Aunque a muchos nos pueda sonar hoy tan clásico como cualquier otro compositor romántico italiano, Paganini no fue exactamente un epítome de la elegancia de su época. A diferencia de tantos otros solistas, Paganini no estuvo establecido en una corte real más de uno o dos años, saliendo siempre de pelea con los condes o los músicos o las cocineras. Recorriendo el norte de Italia con su violín al tiempo que Napoleón lo recorría con su ejército, más de una vez Paganini aceptó un puesto en la corte de algún noble italiano, y después de la batalla, un puesto en la corte de algún noble francés, en el mismo palacio. En medio de esos cambios de dueño, huídas nocturnas y escándalos amorosos, Paganini se las arregló para componer unas cuantas piezas para violín y guitarra, siempre centradas en la pirotecnia solista de la que prácticamente nadie más era capaz. Por eso muchos de los compositores italianos y europeos de la época consideraron su afán de mostrar su velocidad un acto de la más vulgar naturaleza, al igual que muchos de los violinistas que por orden de algún otro noble simpatizante tuvieron que trasnochar frente a una de sus partituras tratando de deducir el modo correcto de tocar todas las notas a la vez. Mientras tanto Paganini perdía plata en las apuestas, se peleaba con directores y compositores, apostaba violines Stradivarius y Guarnerius, y se curaba la tuberculosis con grappa. Paganini no era un músico académico, era un gitano de la época.
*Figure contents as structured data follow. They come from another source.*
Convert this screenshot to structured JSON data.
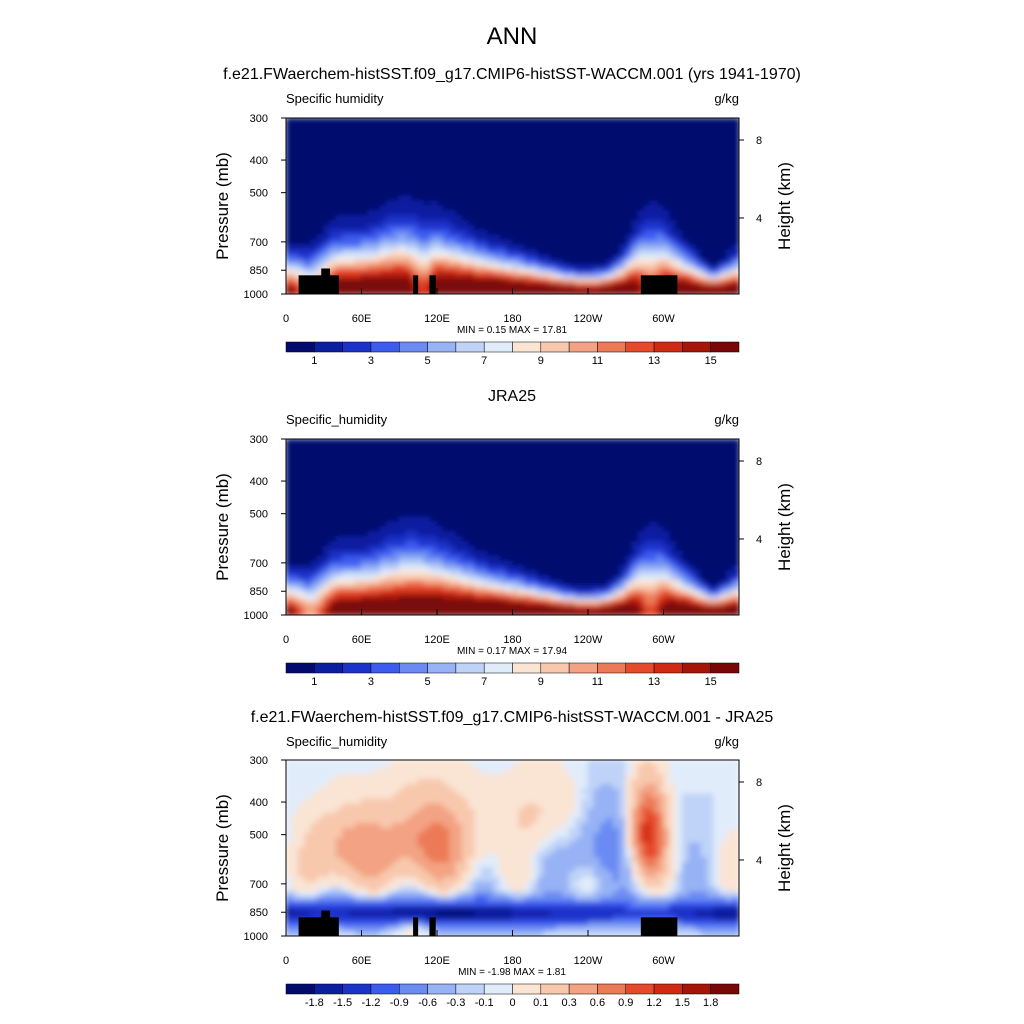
{
  "figure": {
    "title": "ANN",
    "colors": {
      "absolute": [
        "#030a6e",
        "#0a1fa0",
        "#1c33c9",
        "#3c5cf0",
        "#6b8bf3",
        "#97b2f5",
        "#bfd3f8",
        "#e1ecfb",
        "#fae4d4",
        "#f8c8ad",
        "#f3a383",
        "#ec7a57",
        "#e54a2c",
        "#d12a12",
        "#a51608",
        "#7a0707"
      ],
      "difference": [
        "#030a6e",
        "#0a1fa0",
        "#1c33c9",
        "#3c5cf0",
        "#6b8bf3",
        "#97b2f5",
        "#bfd3f8",
        "#e1ecfb",
        "#fae4d4",
        "#f8c8ad",
        "#f3a383",
        "#ec7a57",
        "#e54a2c",
        "#d12a12",
        "#a51608",
        "#7a0707"
      ]
    }
  },
  "chart_data": [
    {
      "type": "heatmap",
      "title": "f.e21.FWaerchem-histSST.f09_g17.CMIP6-histSST-WACCM.001 (yrs 1941-1970)",
      "variable_label": "Specific humidity",
      "units": "g/kg",
      "ylabel": "Pressure (mb)",
      "ylabel_right": "Height (km)",
      "x_ticks": [
        "0",
        "60E",
        "120E",
        "180",
        "120W",
        "60W"
      ],
      "y_ticks": [
        "300",
        "400",
        "500",
        "700",
        "850",
        "1000"
      ],
      "y_ticks_right": [
        "8",
        "4"
      ],
      "min_label": "MIN =   0.15  MAX =  17.81",
      "min": 0.15,
      "max": 17.81,
      "colorbar_labels": [
        "1",
        "3",
        "5",
        "7",
        "9",
        "11",
        "13",
        "15"
      ],
      "masked_terrain": true
    },
    {
      "type": "heatmap",
      "title": "JRA25",
      "variable_label": "Specific_humidity",
      "units": "g/kg",
      "ylabel": "Pressure (mb)",
      "ylabel_right": "Height (km)",
      "x_ticks": [
        "0",
        "60E",
        "120E",
        "180",
        "120W",
        "60W"
      ],
      "y_ticks": [
        "300",
        "400",
        "500",
        "700",
        "850",
        "1000"
      ],
      "y_ticks_right": [
        "8",
        "4"
      ],
      "min_label": "MIN =   0.17  MAX =  17.94",
      "min": 0.17,
      "max": 17.94,
      "colorbar_labels": [
        "1",
        "3",
        "5",
        "7",
        "9",
        "11",
        "13",
        "15"
      ],
      "masked_terrain": false
    },
    {
      "type": "heatmap",
      "title": "f.e21.FWaerchem-histSST.f09_g17.CMIP6-histSST-WACCM.001 - JRA25",
      "variable_label": "Specific_humidity",
      "units": "g/kg",
      "ylabel": "Pressure (mb)",
      "ylabel_right": "Height (km)",
      "x_ticks": [
        "0",
        "60E",
        "120E",
        "180",
        "120W",
        "60W"
      ],
      "y_ticks": [
        "300",
        "400",
        "500",
        "700",
        "850",
        "1000"
      ],
      "y_ticks_right": [
        "8",
        "4"
      ],
      "min_label": "MIN =  -1.98  MAX =    1.81",
      "min": -1.98,
      "max": 1.81,
      "colorbar_labels": [
        "-1.8",
        "-1.5",
        "-1.2",
        "-0.9",
        "-0.6",
        "-0.3",
        "-0.1",
        "0",
        "0.1",
        "0.3",
        "0.6",
        "0.9",
        "1.2",
        "1.5",
        "1.8"
      ],
      "masked_terrain": true
    }
  ]
}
De todos los mitos y leyendas que rondan su biografía, algunos son tristemente ciertos, como que apostó un violín con un músico callejero en una carrera de lectura a primera vista, ganando, y otro con un burgués en Parma, al que pudiera sostenerlo más tiempo parado sobre el mentón, borrachos los dos, y perdiendo. También es cierto que como buen gitano tenía una novia en cada ciudad y que más de una vez la situación se le salió de control, dañándole el poco prestigio que le quedaba en tal o cual ciudad. Pero su destreza como violinista era innegable, y entonces los nobles lo seguían buscando, y seguían decepcionándose con él.
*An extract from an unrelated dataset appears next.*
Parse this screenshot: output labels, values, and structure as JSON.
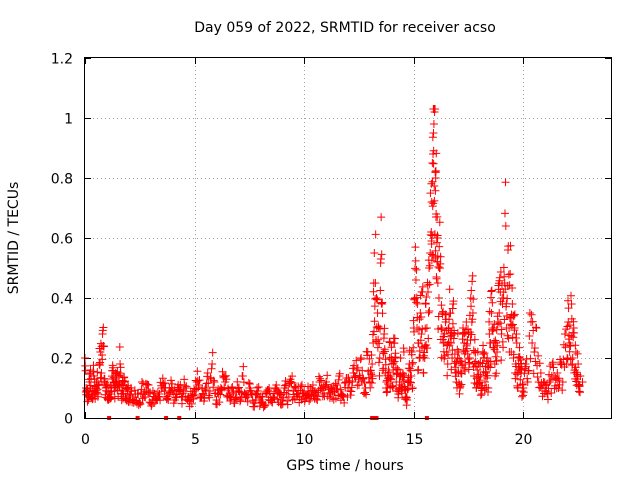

Pero otras tantas de sus leyendas son falsas, y tristemente también, porque le quedan muy bien. Según un cuento de Madame Blavatsky, la vidente teosofista rusa que tanta confusión causó en la Europa de su época, y que tanto miedo infundió, escribió en un cuento que el violín de Paganini tenía cuerdas hechas de tripas humanas, que le permitían su agilidad sobrenatural, y que ese mismo violín tenía encerradas las almas de su esposa y de su amante, a las que Paganini había matado en dos correspondientes noches de pasión y grappa. Y aunque ambas historias le cuadran realmente tan bien, la primera parte es falsa, y la segunda parece falsa también, aunque por suerte su falsedad es indemostrable. A cambio de esas explicaciones taumatúrgicas, los críticos gringos, como siempre, han preferido una explicación clínica: Paganini tenía el síndrome de Marfan que le volvía las coyunturas de los dedos más elásticas y por eso podía alcanzar tres octavas en una sola posición de la mano, maniobra jamás realizada por un violinista desde entonces. Pero eso, por verosímil que sea, tampoco es demostrable, dado el estado actual del cuerpo de Paganini, consistente seguramente en una montañita de polvo. Y finalmente, ¿cuál es más probable: que desde entonces nadie con el mismo síndrome haya decidido tocar el violín, o que ningún violinista haya usado desde entonces tripas humanas para sus cuerdas y haya encerrado en la caja de su violín las almas de su esposa y de su amante, asesinadas? Todo sentido común apunta a la segunda.